In 1858, French naturalist, Alexandre Henri Mouhot, was provided with grants by the Royal Geographical Society and London’s Zoological Society for a botanical expedition to the rainforests of Siam (Thailand), Laos and Cambodia. In 1860 he was deep in the Cambodian rainforest searching for new plants and insects for his collection when, so the story goes, he pulled aside some vines and “rediscovered” Angkor Wat which had been engulfed by jungle. Of course, that was colonial speak. This temple, the largest religious structure ever built in the world, had never really been ‘lost,’ as is evident from Mouhot’s sketch below, which depicts the temple in a relatively open clearing. But Mouhot can be credited for bringing Angkor Wat to the world’s attention through these detailed drawings which were widely published and thereafter the country became a destination for travellers from far and wide.

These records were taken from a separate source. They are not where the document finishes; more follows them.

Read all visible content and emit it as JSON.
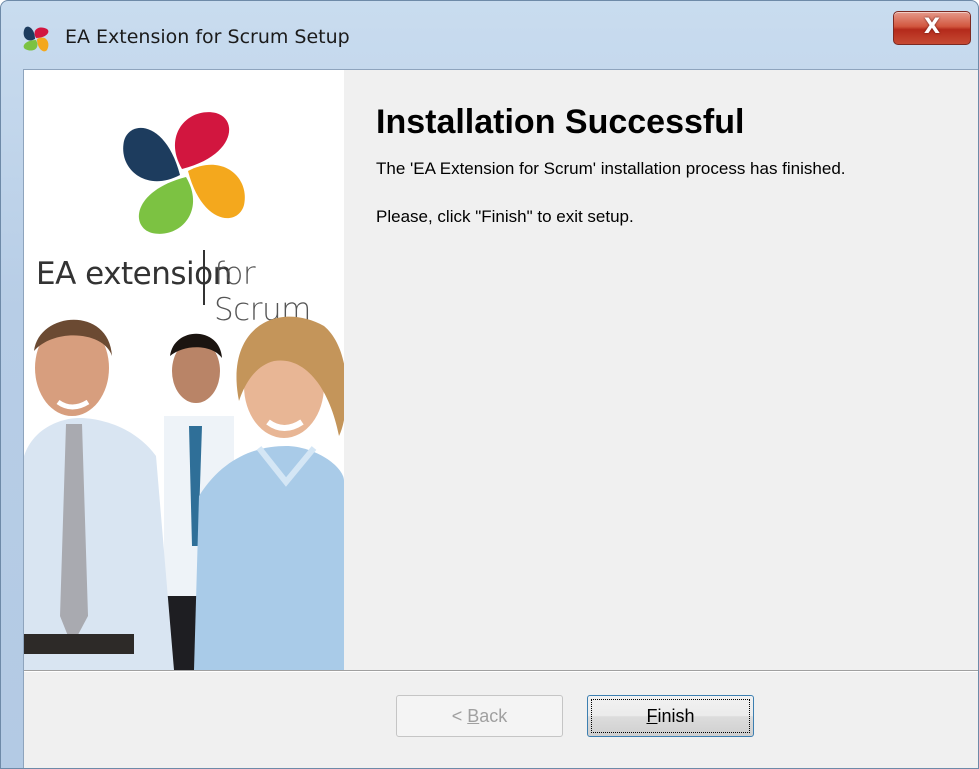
{
  "window": {
    "title": "EA Extension for Scrum Setup",
    "app_icon": "ea-scrum-logo-icon",
    "close_symbol": "X"
  },
  "side_panel": {
    "logo": "ea-scrum-logo",
    "brand_left": "EA extension",
    "brand_right": "for Scrum",
    "photo": "business-team-photo"
  },
  "content": {
    "heading": "Installation Successful",
    "message": "The 'EA Extension for Scrum' installation process has finished.",
    "instruction": "Please, click \"Finish\" to exit setup."
  },
  "buttons": {
    "back": {
      "prefix": "< ",
      "mnemonic": "B",
      "rest": "ack",
      "enabled": false
    },
    "finish": {
      "mnemonic": "F",
      "rest": "inish",
      "enabled": true,
      "focused": true
    }
  },
  "colors": {
    "logo_red": "#d2163f",
    "logo_orange": "#f4a81d",
    "logo_green": "#7cc242",
    "logo_navy": "#1d3c5e",
    "title_bar": "#c9dcef",
    "close_button": "#c64a33"
  }
}
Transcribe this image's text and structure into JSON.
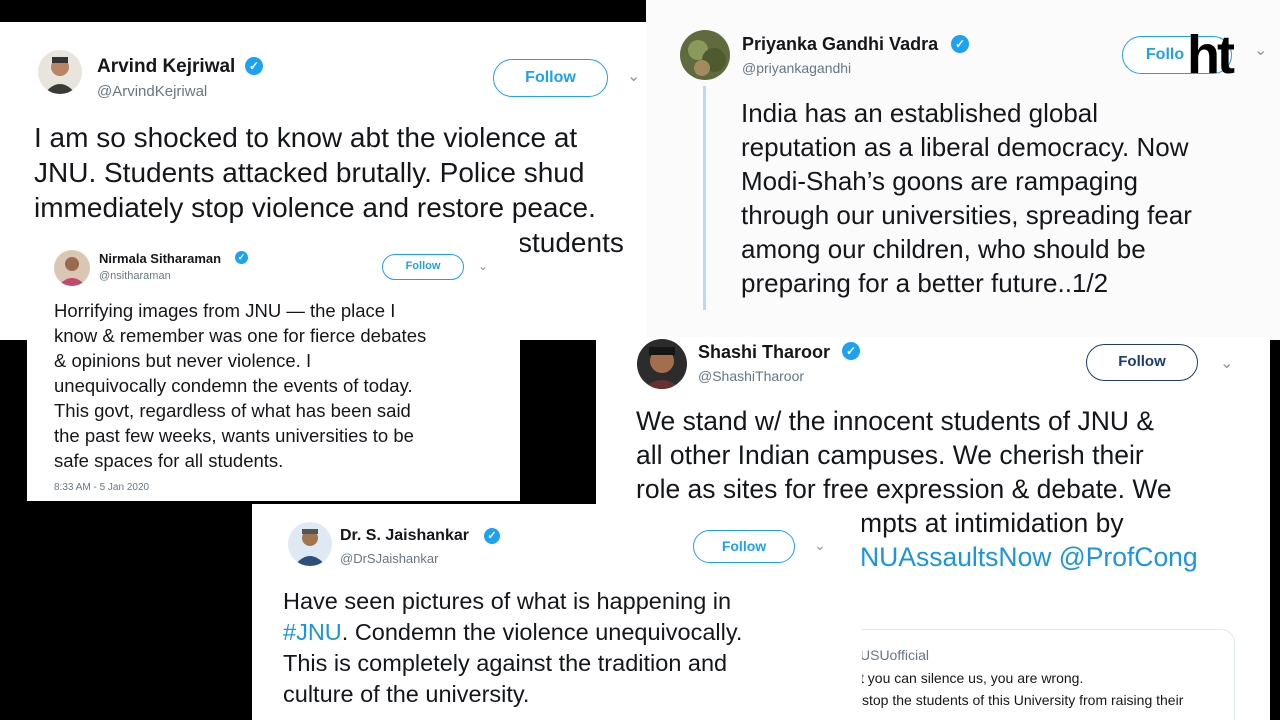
{
  "brand": {
    "logo_text": "ht",
    "color": "#1da1f2"
  },
  "tweets": {
    "kejriwal": {
      "name": "Arvind Kejriwal",
      "handle": "@ArvindKejriwal",
      "follow_label": "Follow",
      "lines": [
        "I am so shocked to know abt the violence at",
        "JNU. Students attacked brutally. Police shud",
        "immediately stop violence and restore peace.",
        "students"
      ]
    },
    "priyanka": {
      "name": "Priyanka Gandhi Vadra",
      "handle": "@priyankagandhi",
      "follow_label": "Follo",
      "text": "India has an established global\nreputation as a liberal democracy. Now\nModi-Shah’s goons are rampaging\nthrough our universities, spreading fear\namong our children, who should be\npreparing for a better future..1/2"
    },
    "nirmala": {
      "name": "Nirmala Sitharaman",
      "handle": "@nsitharaman",
      "follow_label": "Follow",
      "text": "Horrifying images from JNU — the place I\nknow & remember was one for fierce debates\n& opinions but never violence. I\nunequivocally condemn the events of today.\nThis govt, regardless of what has been said\nthe past few weeks, wants universities to be\nsafe spaces for all students.",
      "timestamp": "8:33 AM - 5 Jan 2020"
    },
    "tharoor": {
      "name": "Shashi Tharoor",
      "handle": "@ShashiTharoor",
      "follow_label": "Follow",
      "lines": [
        "We stand w/ the innocent students of JNU &",
        "all other Indian campuses. We cherish their",
        "role as sites for free expression & debate. We",
        "mpts at intimidation by"
      ],
      "link_line": "NUAssaultsNow @ProfCong",
      "quoted": {
        "handle_partial": "USUofficial",
        "line1": "t you can silence us, you are wrong.",
        "line2": "stop the students of this University from raising their"
      }
    },
    "jaishankar": {
      "name": "Dr. S. Jaishankar",
      "handle": "@DrSJaishankar",
      "follow_label": "Follow",
      "line1": "Have seen pictures of what is happening in",
      "hashtag": "#JNU",
      "line2_rest": ". Condemn the violence unequivocally.",
      "line3": "This is completely against the tradition and",
      "line4": "culture of the university."
    }
  }
}
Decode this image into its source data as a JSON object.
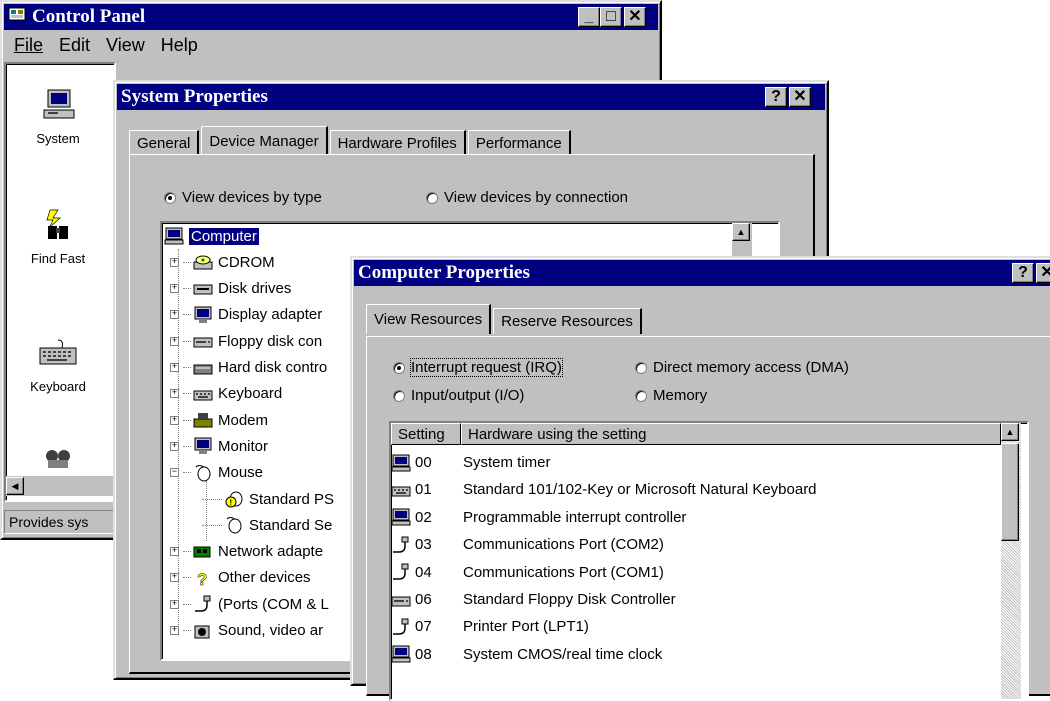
{
  "control_panel": {
    "title": "Control Panel",
    "menu": [
      "File",
      "Edit",
      "View",
      "Help"
    ],
    "icons": [
      {
        "label": "System",
        "icon": "computer-icon"
      },
      {
        "label": "Find Fast",
        "icon": "binoculars-icon"
      },
      {
        "label": "Keyboard",
        "icon": "keyboard-icon"
      },
      {
        "label": "",
        "icon": "joystick-icon"
      }
    ],
    "status": "Provides sys"
  },
  "system_props": {
    "title": "System Properties",
    "tabs": [
      "General",
      "Device Manager",
      "Hardware Profiles",
      "Performance"
    ],
    "active_tab": "Device Manager",
    "view_by_type": "View devices by type",
    "view_by_connection": "View devices by connection",
    "tree": [
      {
        "label": "Computer",
        "icon": "computer-icon",
        "level": 0,
        "expander": "",
        "selected": true
      },
      {
        "label": "CDROM",
        "icon": "cdrom-icon",
        "level": 1,
        "expander": "+"
      },
      {
        "label": "Disk drives",
        "icon": "disk-drive-icon",
        "level": 1,
        "expander": "+"
      },
      {
        "label": "Display adapter",
        "icon": "monitor-icon",
        "level": 1,
        "expander": "+"
      },
      {
        "label": "Floppy disk con",
        "icon": "floppy-icon",
        "level": 1,
        "expander": "+"
      },
      {
        "label": "Hard disk contro",
        "icon": "hard-disk-icon",
        "level": 1,
        "expander": "+"
      },
      {
        "label": "Keyboard",
        "icon": "keyboard-icon",
        "level": 1,
        "expander": "+"
      },
      {
        "label": "Modem",
        "icon": "modem-icon",
        "level": 1,
        "expander": "+"
      },
      {
        "label": "Monitor",
        "icon": "monitor-icon",
        "level": 1,
        "expander": "+"
      },
      {
        "label": "Mouse",
        "icon": "mouse-icon",
        "level": 1,
        "expander": "−"
      },
      {
        "label": "Standard PS",
        "icon": "mouse-warning-icon",
        "level": 2,
        "expander": ""
      },
      {
        "label": "Standard Se",
        "icon": "mouse-icon",
        "level": 2,
        "expander": ""
      },
      {
        "label": "Network adapte",
        "icon": "network-card-icon",
        "level": 1,
        "expander": "+"
      },
      {
        "label": "Other devices",
        "icon": "question-icon",
        "level": 1,
        "expander": "+"
      },
      {
        "label": "(Ports (COM & L",
        "icon": "port-icon",
        "level": 1,
        "expander": "+"
      },
      {
        "label": "Sound, video ar",
        "icon": "sound-icon",
        "level": 1,
        "expander": "+"
      }
    ]
  },
  "computer_props": {
    "title": "Computer Properties",
    "tabs": [
      "View Resources",
      "Reserve Resources"
    ],
    "active_tab": "View Resources",
    "radios": [
      {
        "label": "Interrupt request (IRQ)",
        "checked": true
      },
      {
        "label": "Direct memory access (DMA)",
        "checked": false
      },
      {
        "label": "Input/output (I/O)",
        "checked": false
      },
      {
        "label": "Memory",
        "checked": false
      }
    ],
    "list_headers": [
      "Setting",
      "Hardware using the setting"
    ],
    "rows": [
      {
        "setting": "00",
        "hardware": "System timer",
        "icon": "computer-icon"
      },
      {
        "setting": "01",
        "hardware": "Standard 101/102-Key or Microsoft Natural Keyboard",
        "icon": "keyboard-icon"
      },
      {
        "setting": "02",
        "hardware": "Programmable interrupt controller",
        "icon": "computer-icon"
      },
      {
        "setting": "03",
        "hardware": "Communications Port (COM2)",
        "icon": "port-icon"
      },
      {
        "setting": "04",
        "hardware": "Communications Port (COM1)",
        "icon": "port-icon"
      },
      {
        "setting": "06",
        "hardware": "Standard Floppy Disk Controller",
        "icon": "floppy-icon"
      },
      {
        "setting": "07",
        "hardware": "Printer Port (LPT1)",
        "icon": "port-icon"
      },
      {
        "setting": "08",
        "hardware": "System CMOS/real time clock",
        "icon": "computer-icon"
      }
    ]
  },
  "colors": {
    "titlebar": "#000080",
    "face": "#c0c0c0",
    "highlight": "#000080"
  }
}
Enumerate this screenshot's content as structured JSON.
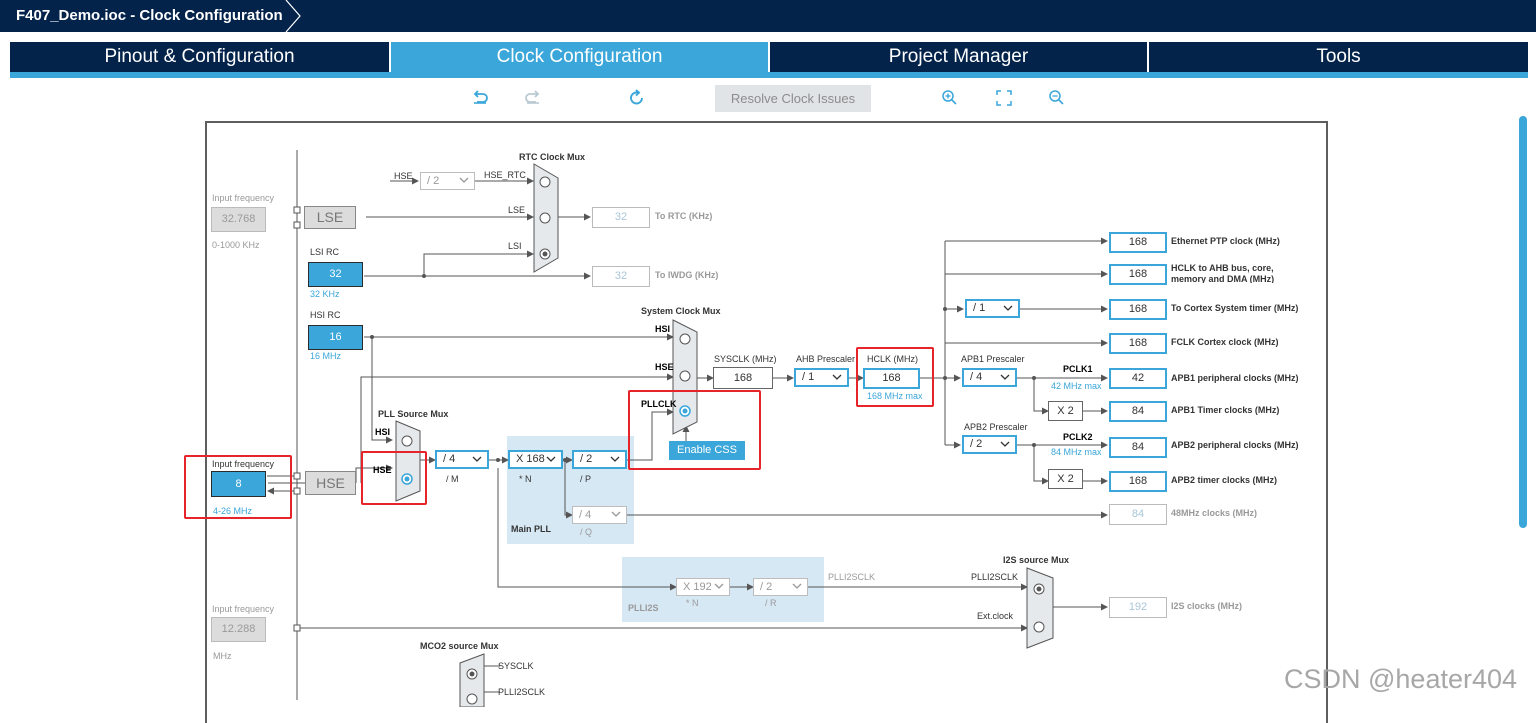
{
  "window": {
    "title": "F407_Demo.ioc - Clock Configuration"
  },
  "tabs": [
    {
      "label": "Pinout & Configuration"
    },
    {
      "label": "Clock Configuration"
    },
    {
      "label": "Project Manager"
    },
    {
      "label": "Tools"
    }
  ],
  "toolbar": {
    "icons": [
      "undo-icon",
      "redo-icon",
      "refresh-icon",
      "zoom-in-icon",
      "fit-screen-icon",
      "zoom-out-icon"
    ],
    "resolve_label": "Resolve Clock Issues"
  },
  "sources": {
    "lse": {
      "caption": "Input frequency",
      "value": "32.768",
      "range": "0-1000 KHz",
      "label": "LSE"
    },
    "lsi": {
      "caption": "LSI RC",
      "value": "32",
      "unit": "32 KHz"
    },
    "hsi": {
      "caption": "HSI RC",
      "value": "16",
      "unit": "16 MHz"
    },
    "hse": {
      "caption": "Input frequency",
      "value": "8",
      "range": "4-26 MHz",
      "label": "HSE"
    },
    "ext": {
      "caption": "Input frequency",
      "value": "12.288",
      "unit": "MHz"
    }
  },
  "rtc": {
    "title": "RTC Clock Mux",
    "hse_label": "HSE",
    "div": "/ 2",
    "hse_rtc": "HSE_RTC",
    "lse_label": "LSE",
    "lsi_label": "LSI",
    "out_value": "32",
    "out_label": "To RTC (KHz)",
    "iwdg_value": "32",
    "iwdg_label": "To IWDG (KHz)"
  },
  "pll": {
    "src_title": "PLL Source Mux",
    "hsi": "HSI",
    "hse": "HSE",
    "m_div": "/ 4",
    "m_label": "/ M",
    "n_mul": "X 168",
    "n_label": "* N",
    "p_div": "/ 2",
    "p_label": "/ P",
    "q_div": "/ 4",
    "q_label": "/ Q",
    "main_label": "Main PLL"
  },
  "sysmux": {
    "title": "System Clock Mux",
    "hsi": "HSI",
    "hse": "HSE",
    "pllclk": "PLLCLK",
    "css_label": "Enable CSS",
    "sysclk_label": "SYSCLK (MHz)",
    "sysclk_value": "168"
  },
  "ahb": {
    "label": "AHB Prescaler",
    "value": "/ 1",
    "hclk_label": "HCLK (MHz)",
    "hclk_value": "168",
    "hclk_max": "168 MHz max"
  },
  "apb1": {
    "label": "APB1 Prescaler",
    "value": "/ 4",
    "pclk": "PCLK1",
    "max": "42 MHz max"
  },
  "apb2": {
    "label": "APB2 Prescaler",
    "value": "/ 2",
    "pclk": "PCLK2",
    "max": "84 MHz max"
  },
  "cortex_div": "/ 1",
  "x2_label": "X 2",
  "outputs": [
    {
      "value": "168",
      "label": "Ethernet PTP clock (MHz)"
    },
    {
      "value": "168",
      "label": "HCLK to AHB bus, core,",
      "label2": "memory and DMA (MHz)"
    },
    {
      "value": "168",
      "label": "To Cortex System timer (MHz)"
    },
    {
      "value": "168",
      "label": "FCLK Cortex clock (MHz)"
    },
    {
      "value": "42",
      "label": "APB1 peripheral clocks (MHz)"
    },
    {
      "value": "84",
      "label": "APB1 Timer clocks (MHz)"
    },
    {
      "value": "84",
      "label": "APB2 peripheral clocks (MHz)"
    },
    {
      "value": "168",
      "label": "APB2 timer clocks (MHz)"
    },
    {
      "value": "84",
      "label": "48MHz clocks (MHz)"
    }
  ],
  "plli2s": {
    "n_mul": "X 192",
    "n_label": "* N",
    "r_div": "/ 2",
    "r_label": "/ R",
    "label": "PLLI2S",
    "clk_label": "PLLI2SCLK",
    "mux_title": "I2S source Mux",
    "mux_in1": "PLLI2SCLK",
    "mux_in2": "Ext.clock",
    "out_value": "192",
    "out_label": "I2S clocks (MHz)"
  },
  "mco2": {
    "title": "MCO2 source Mux",
    "in1": "SYSCLK",
    "in2": "PLLI2SCLK"
  },
  "watermark": "CSDN @heater404",
  "colors": {
    "title_bar": "#03234b",
    "accent": "#3aa6d9",
    "highlight": "#e8242b"
  }
}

Sketch of Angkor Wat by Henri Mouhot 1860
Now a collection of abandoned temples within a forest, Angkor Wat was the centre of what was once the biggest and most populated city in the world. New radar technology has shown that in the 13th century, between 600,000 and 900,000 people lived in this city which covered an area of around 1200 square miles. In comparison, London at that time had a population of about 80,000. However, the city was abandoned in the early 15th century which archaeologists and scientists of today believe was because of a failing irrigation system that collapsed following floods. For a while after this only a few Buddhist monks remained in the main temple.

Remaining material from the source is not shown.